Les gens de Paris manquent de courtoisie
24 octobre 2006
Dans le train, avant-hier en arrivant à Paris vers les neuf heures du soir
Ce n'est pas un de ces marmots au nez morveux, insoucieux de lui et dont on se soucie peu. C'est un petit gars bleu marine, blondinet et bien sage, et qui tout méticuleux range dans son petit sac les coloriages et crayons dont on a occupé son trajet. Pourtant il n'est pas bien vieux, à vue d'oeil je lui donne 5 ans, 6 peut-être ; il faut dire qu'il est plutôt petit, menu, occupant peu d'espace.
Le train est entré en gare, les voyageurs sont priés de le quitter et de veiller en français puis flamand à ne pas oublier leurs affaires personnelles.
Une file de descendants se forme plus rapidement qu'elle ne peut sortir. Je n'ai ni correspondance ni hâte particulière, je laisse passer les plus pressés.
Aux côtés du fils bleu sombre mais plus proche de la fenêtre, sa mère affairée s'occupe d'un plus petit qu'il convient d'aider à mettre son blouson. De bonne composition celui-ci se laisse faire sans dire un mot. Peut-être a-t-il dormi et est-il encore un bon pied dans les songes. Peut-être est-il encore là-bas où un papa, sans doute, est resté.
Le plus grand, fatalement, se retrouve côté couloir, prêt à partir mais attendant son restant de famille. Son petit format fait que les grandes personnes le frôlent en l'ignorant, qui sait si certaines les yeux fixés vers l'horizon d'un métro ou d'un taxi à prendre, ou l'impatience de retrouvailles ne l'ont pas bousculées.
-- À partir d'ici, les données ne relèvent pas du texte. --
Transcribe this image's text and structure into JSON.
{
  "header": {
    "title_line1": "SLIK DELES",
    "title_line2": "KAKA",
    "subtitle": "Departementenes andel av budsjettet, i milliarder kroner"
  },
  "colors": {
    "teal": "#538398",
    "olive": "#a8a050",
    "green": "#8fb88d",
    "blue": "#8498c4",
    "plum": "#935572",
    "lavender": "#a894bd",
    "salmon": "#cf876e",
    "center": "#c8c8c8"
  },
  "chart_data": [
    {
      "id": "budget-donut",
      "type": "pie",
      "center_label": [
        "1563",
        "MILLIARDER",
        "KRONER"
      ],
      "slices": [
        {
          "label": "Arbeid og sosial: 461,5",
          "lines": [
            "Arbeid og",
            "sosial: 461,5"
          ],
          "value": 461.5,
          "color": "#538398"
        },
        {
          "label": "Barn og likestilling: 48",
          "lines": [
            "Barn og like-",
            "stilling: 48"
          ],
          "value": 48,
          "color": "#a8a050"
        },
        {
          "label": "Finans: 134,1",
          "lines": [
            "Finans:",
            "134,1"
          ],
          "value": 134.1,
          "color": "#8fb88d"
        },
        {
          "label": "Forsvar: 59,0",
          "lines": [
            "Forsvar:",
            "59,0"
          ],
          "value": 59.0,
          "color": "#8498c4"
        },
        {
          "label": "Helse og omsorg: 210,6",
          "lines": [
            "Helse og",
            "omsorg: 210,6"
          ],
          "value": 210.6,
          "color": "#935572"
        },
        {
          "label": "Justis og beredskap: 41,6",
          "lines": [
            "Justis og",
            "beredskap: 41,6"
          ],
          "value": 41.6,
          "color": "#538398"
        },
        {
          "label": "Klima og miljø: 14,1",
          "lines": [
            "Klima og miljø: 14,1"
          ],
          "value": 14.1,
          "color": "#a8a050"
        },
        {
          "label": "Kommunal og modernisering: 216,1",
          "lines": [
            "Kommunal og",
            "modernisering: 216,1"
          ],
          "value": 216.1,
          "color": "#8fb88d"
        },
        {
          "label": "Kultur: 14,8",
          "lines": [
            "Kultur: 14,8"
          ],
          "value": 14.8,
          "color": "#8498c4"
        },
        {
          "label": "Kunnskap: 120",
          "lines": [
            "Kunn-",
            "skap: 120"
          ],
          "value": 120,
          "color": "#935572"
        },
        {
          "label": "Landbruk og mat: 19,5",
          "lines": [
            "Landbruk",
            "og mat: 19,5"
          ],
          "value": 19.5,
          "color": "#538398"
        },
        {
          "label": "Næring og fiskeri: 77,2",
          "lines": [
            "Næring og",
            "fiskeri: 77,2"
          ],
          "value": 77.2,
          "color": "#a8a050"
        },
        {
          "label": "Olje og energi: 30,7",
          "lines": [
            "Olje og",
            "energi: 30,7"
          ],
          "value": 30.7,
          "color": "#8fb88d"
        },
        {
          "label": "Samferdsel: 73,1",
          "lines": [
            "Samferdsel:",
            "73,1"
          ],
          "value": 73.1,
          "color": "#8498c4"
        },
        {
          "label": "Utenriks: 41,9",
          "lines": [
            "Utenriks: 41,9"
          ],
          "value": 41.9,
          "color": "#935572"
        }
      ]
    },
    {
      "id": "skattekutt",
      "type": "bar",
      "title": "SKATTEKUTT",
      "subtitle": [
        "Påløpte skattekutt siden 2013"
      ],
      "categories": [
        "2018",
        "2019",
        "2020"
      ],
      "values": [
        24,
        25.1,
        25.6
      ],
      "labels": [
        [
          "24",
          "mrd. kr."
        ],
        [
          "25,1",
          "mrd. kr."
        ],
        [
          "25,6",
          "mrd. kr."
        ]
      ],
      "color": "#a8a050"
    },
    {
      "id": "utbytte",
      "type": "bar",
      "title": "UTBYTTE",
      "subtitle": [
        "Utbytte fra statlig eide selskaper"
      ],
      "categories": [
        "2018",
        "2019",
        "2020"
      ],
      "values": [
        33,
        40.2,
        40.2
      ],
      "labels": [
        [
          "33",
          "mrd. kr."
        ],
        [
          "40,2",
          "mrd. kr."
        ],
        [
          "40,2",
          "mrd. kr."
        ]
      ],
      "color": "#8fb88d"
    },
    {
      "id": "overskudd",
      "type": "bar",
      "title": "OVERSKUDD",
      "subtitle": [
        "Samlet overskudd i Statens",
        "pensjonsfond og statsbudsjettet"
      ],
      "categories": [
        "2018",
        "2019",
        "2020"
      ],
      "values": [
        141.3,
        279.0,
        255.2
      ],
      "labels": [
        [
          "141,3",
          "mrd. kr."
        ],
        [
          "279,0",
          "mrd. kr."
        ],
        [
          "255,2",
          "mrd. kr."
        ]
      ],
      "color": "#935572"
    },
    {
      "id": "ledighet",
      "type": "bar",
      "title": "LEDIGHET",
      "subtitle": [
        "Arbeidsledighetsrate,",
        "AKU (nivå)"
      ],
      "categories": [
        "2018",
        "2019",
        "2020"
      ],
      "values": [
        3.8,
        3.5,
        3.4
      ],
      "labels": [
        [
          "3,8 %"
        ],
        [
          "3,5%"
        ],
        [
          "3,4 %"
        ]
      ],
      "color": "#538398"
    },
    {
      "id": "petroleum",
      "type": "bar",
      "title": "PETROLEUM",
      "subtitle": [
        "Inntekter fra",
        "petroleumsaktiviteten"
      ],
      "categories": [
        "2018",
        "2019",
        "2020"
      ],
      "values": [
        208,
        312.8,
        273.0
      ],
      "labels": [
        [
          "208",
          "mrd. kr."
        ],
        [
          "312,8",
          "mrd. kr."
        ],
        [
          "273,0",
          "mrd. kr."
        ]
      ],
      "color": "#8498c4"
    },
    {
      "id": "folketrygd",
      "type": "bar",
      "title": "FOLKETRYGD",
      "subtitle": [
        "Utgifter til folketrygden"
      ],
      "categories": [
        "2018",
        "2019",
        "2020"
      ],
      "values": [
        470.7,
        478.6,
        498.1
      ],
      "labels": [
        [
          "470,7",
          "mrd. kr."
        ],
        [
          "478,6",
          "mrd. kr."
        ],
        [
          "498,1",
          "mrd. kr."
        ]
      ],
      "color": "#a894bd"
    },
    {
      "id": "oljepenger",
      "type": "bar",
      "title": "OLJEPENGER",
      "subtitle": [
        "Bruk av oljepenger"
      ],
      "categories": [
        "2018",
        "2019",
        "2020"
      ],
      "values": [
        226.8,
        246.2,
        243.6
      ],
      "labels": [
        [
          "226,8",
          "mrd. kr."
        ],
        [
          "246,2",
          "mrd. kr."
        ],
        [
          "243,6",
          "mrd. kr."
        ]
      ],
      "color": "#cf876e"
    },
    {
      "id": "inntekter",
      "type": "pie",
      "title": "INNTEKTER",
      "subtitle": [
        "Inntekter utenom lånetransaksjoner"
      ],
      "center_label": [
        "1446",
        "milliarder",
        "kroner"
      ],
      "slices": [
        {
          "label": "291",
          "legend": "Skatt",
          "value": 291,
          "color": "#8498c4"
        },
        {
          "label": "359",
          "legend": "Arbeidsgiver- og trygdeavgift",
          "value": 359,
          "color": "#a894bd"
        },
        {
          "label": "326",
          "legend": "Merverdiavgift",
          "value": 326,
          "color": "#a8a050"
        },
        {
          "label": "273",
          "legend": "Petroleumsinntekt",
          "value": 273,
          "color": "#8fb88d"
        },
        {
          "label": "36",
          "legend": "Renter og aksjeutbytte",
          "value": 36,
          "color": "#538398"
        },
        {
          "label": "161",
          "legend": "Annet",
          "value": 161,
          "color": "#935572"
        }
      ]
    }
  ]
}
Alors le petit dit à sa mère, en une constatation de douloureuse surprise :
- Maman, les gens de Paris ils disent pas pardon.
La mère qui à présent se hâte de rassembler les derniers paquets et accorde à leur coin de compartiment l'ultime regard circulaire qui hélas bien souvent n'empêche pas l'abandon catastrophique du doudou imprudent qui s'est échappé en glissant derrière une tablette ou le creux invisible d'un accoudoir, reprend mécaniquement :
- Oui tu as raison, les gens de Paris ils sont pas très polis. Les gens de Paris, ils sont pressés.
Je perçois une brève déception dans le regard du fils, il attendait sans doute une explication plus consistante quant à ce manque flagrant de civilisation.
J'hésite à leur parler, me tais finalement par égard pour la jeune femme qui a déjà tant à penser en simultané que répondre à l'intervention incongrue d'une parfaite inconnue ne serait qu'une interférence pénible supplémentaire. A la place j'esquisse un sourire à l'attention du petit bonhomme perplexe et m'applique à bien le contourner, mais surtout sans dire pardon. Je ne souhaite pas invalider sa si sérieuse constatation par un contre-exemple dés lors incompréhensible.